O professor Briquet já falava em programação de leitura na biblioteca, nos idos de 1987, em depoimento que consta de dissertação de mestrado defendida na PUC de Campinas***. Sobre essa programação pretendida, vejo-a como uma atitude de mediação “coletiva” por parte do bibliotecário e sou de opinião que é possível incluir textos escritos e orais (produzidos oralmente), sem conflitos.  Nessa dissertação, com o depoimento de bibliotecários notórios, procurou-se mostrar também que, desde a seleção e a composição do acervo, o bibliotecário já estaria lidando com elementos pedagógicos para levar os usuários leitores ao universo do conhecimento e da informação (pelo acervo local e pelo acervo ampliado, de acordo com o pensamento atual), o que passa – claro! – pelo âmbito da mediação da literatura.

 

Entretanto, quando se fala sobre a ausência de nossos profissionais em projetos de promoção de leitura, não podemos nos esquecer que há muitos outros modos de atingir os objetivos específicos, além desse tipo de campanha e da contação de histórias.

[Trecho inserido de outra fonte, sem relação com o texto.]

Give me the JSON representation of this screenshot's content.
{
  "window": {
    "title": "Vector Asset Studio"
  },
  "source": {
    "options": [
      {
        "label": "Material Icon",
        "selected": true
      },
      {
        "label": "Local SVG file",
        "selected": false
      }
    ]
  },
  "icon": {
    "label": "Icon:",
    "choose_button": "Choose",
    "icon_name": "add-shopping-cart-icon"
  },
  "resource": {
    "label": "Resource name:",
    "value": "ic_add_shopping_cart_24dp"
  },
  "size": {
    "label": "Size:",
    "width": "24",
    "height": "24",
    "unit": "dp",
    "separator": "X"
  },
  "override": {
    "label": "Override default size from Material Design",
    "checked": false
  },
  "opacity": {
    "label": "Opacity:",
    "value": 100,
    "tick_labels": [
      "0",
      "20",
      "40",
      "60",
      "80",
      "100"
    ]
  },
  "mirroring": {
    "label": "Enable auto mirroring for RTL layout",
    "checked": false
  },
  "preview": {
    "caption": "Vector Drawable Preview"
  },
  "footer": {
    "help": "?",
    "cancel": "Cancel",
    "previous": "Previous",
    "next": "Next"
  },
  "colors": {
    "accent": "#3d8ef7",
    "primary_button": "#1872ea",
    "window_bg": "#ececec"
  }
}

Como bibliotecária escolar, não me sentia à vontade contando histórias para os alunos; mas também não me sentia culpada por isso e procurei suprir essa dificuldade de outras maneiras, como relatei acima.

 

Há um outro ponto a ser comentado: o leitor implícito, para Iser****, e o leitor pressuposto, para quem escreve, nem sempre é o leitor real. Vi muito isso na biblioteca escolar, além de textos fruídos por outros motivos que nem sempre eram os pretendidos pelos autores, segundo os próprios depoimentos de alguns deles e constatações minhas. Por outro lado, nem sempre o que o leitor “antevê” é o que ele vai encontrar no material ou no texto de leitura, literária ou não, oralizada ou não.

 

   

Referências

 

*        BARROS,  M.H.T.C. de. Vó, me conta uma história. In: BARROS, M.H.T.C. de, BORTOLIN, S., SILVA, R. Leitura: mediação e mediador. São Paulo: FA Editora, 2006.

 

**       TEIXEIRA COELHO, J. O que é ação cultural. São Paulo: Brasiliense, 1988. (Coleção Primeiros Passos, 216).

 

***   BARROS, M.H.T.C.de. Presença de elementos pedagógicos nos serviços biblioteconômicos. 1987. 239 p. Dissertação (Mestrado em Biblioteconomia) – Pontifícia Universidade Católica de Campinas, Campinas.

 

****    ISER, W. O ato da leitura: uma teoria do efeito estético. São Paulo: Editora 34, 1996. 2 v.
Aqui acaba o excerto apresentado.